Average Monthly Mortgage Payments Rise by £100 as Interest Rates Jump


May 2022
Average Monthly Mortgage Payments Rise by £100 as Interest Rates Jump (1)

Average Monthly Mortgage Payments Rise by £100 as Interest Rates Jump

The average rates for two- and five-year fixed-rate mortgages have more than doubled in just eight months, pushing up average monthly payments by more than £100.

The best deals for two-year fixes from the top ten mortgage lenders now average 2.36%, while the best rates for five-year fixes sit at an average of 2.46%, according to broker London & County.

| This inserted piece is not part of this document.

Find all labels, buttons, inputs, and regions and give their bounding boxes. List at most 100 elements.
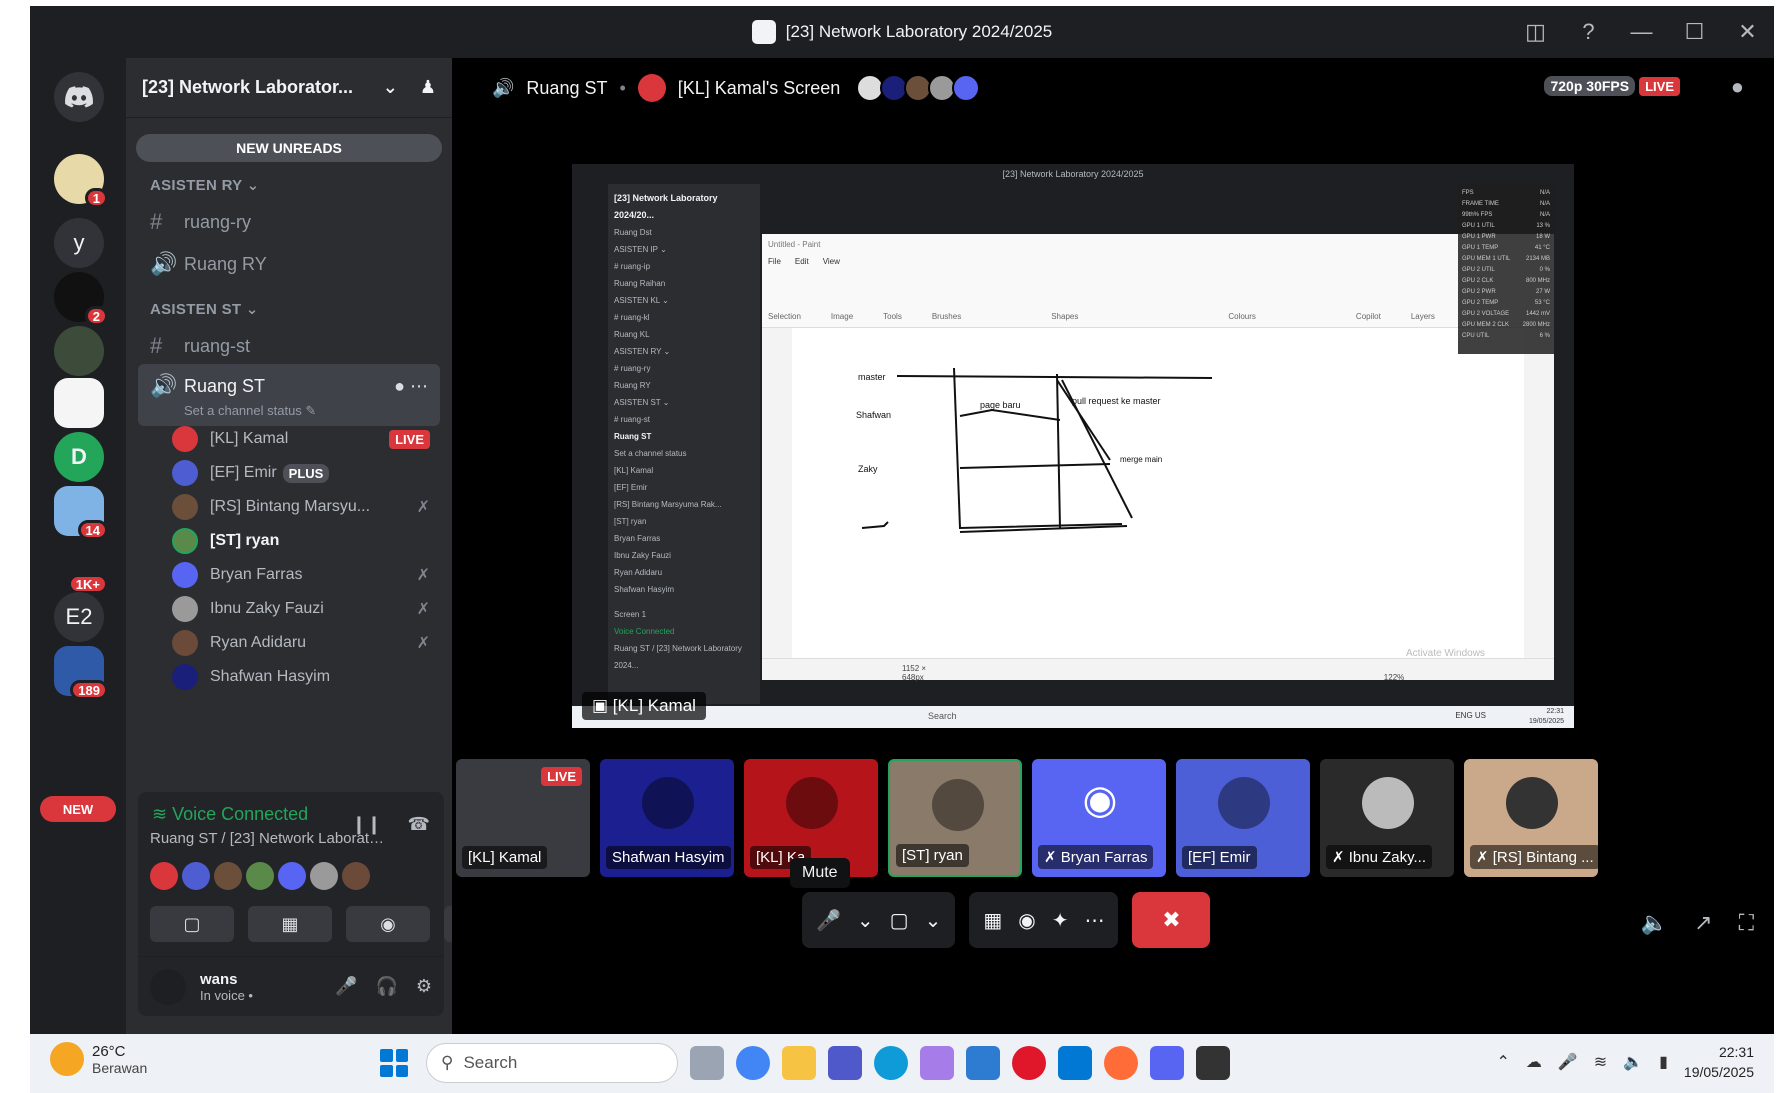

That’s a marked increase from the “historic lows” seen just eight months ago. In October 2021, after months of lenders slashing rates, the most competitive two-year fixes from mainstream lenders averaged 0.89%, while five-year fixes sat at an average of 1.05%.

Lenders have hiked mortgage rates as the Bank of England has increased the base rate to pump the brakes on inflation. After sitting at a record low of 0.1% for 18 months during the pandemic, the base rate has now leapt to 1%, its highest level since March 2009.

The steep increases mean homeowners taking out mortgages now will pay significantly more per month than if they had locked in a rate in October. Monthly payments for a typical £150,000 repayment mortgage over a 25-year term are now around £100 more per month than they were eight months ago, adding £1,200 to homeowners’ annual costs.

While borrowers might be discouraged by these higher rates, they still offer “impressive savings” over lenders’ standard variable rates, said David Hollingworth, association director at L&C.

Standard variable, or reversion, rates are paid by homeowners whose fixed-rate deals have lapsed and who haven’t remortgaged. According to L&C, the reversion rates of the top ten lenders averaged 4.34% at the beginning of May. The Bank of England’s subsequent hike of the base rate from 0.75% to 1% will increase those rates even more.

But homeowners considering remortgaging to get off these rates better move fast, Hollingworth said.

“The market is moving at breakneck speed as lenders try to manage their product ranges and lending volume, often resulting in products lasting days rather than weeks,” he said.

“That presents a real challenge for borrowers trying to keep on top of market movements but with continuing increases in mortgage rates it’s all the more important for borrowers to keep a tight rein on their mortgage.”

However, not everyone will qualify for the most competitive rates, he cautioned, as lenders take into account the increased cost of living in their affordability assessments.

Locking in a low mortgage rate now could help homeowners “ deal with higher living costs and build in security against further interest rate rises. However, increasing outgoings are also likely to feed into lender affordability criteria, so borrowers should seek help in pinpointing the best deal,” he said.

L&C’s figures come just weeks after Chancellor Rishi Sunak warned Cabinet colleagues that the Bank of England could increase the base rate by a further 2.5% over the next 12 months, adding more than £1,000 to the annual mortgage costs of households on standard variable rates.